Baylee Sanderson is working toward her bachelor’s in social work on the Boise Campus; she expects to graduate in 2023.
Sanderson grew up around social work; her mother is a child welfare worker in Washington, so she had constant exposure to the field. That said, child welfare work wasn’t necessarily a no-brainer for her.
“When I heard about the stipend, I chatted with my mom and it made me realize that chilld welfare would be a good fit for me,” she said.
Within Title IV-E, she is working as a case manager intern in Child and Family Services, spending time with case plans under the guidance of a supervisor and observing and shadowing in court and with safety assessment specialists.
She has been surprised at the level to which she has been able to participate in meaningful work.
“I have really enjoyed how much I have been able to actually do,” she said. “I did not know how much I’d be able to be involved. I felt I’ve had more responsibility than I thought I would.”
Given her background and her more recent experience, she is clear-eyed about both the value and the limitations to the work.
“It is very challenging. I did expect it to be one of the more challenging careers,” she said, noting the skills that case managers call upon to communicate and calm often-agitated people in tense situations and that, while they can make suggestions, it’s up to the legal system often to resolve things.

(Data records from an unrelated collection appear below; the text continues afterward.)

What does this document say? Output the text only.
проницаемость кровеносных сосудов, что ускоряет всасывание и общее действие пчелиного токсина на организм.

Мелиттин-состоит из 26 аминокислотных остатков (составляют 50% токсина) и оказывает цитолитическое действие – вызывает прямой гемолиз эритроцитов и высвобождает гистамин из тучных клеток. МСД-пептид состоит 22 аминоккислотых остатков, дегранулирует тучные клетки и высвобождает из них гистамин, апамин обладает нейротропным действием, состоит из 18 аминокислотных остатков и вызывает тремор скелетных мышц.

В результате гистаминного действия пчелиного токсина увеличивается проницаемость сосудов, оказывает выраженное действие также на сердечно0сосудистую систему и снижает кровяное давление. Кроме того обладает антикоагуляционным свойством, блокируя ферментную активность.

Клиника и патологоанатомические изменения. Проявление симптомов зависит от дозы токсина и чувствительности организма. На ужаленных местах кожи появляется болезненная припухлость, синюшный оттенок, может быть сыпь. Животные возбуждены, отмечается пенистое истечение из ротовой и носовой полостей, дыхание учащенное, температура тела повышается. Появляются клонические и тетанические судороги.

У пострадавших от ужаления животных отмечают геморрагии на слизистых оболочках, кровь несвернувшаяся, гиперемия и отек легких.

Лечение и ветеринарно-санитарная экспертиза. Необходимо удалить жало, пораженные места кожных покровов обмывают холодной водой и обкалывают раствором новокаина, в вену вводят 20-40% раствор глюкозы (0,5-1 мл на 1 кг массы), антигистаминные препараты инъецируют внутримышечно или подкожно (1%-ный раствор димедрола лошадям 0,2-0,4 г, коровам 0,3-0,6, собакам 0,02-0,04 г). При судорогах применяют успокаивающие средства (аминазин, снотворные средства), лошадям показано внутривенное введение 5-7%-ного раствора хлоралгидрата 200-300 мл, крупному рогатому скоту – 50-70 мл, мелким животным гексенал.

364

“You can only do so much,” Sanderson notes.
She expects to build on her Title IV-E foundation by going on for a master’s degree; she’s glad she learned about the program and has taken part.
“This does teach skills for just about any area in social work that I would go into,” Sanderson said. “I think it has definitely been worth doing. I have learned so much in this time, and I’m not even halfway through my internship.
“It’s just been a very wonderful learning experience for me.”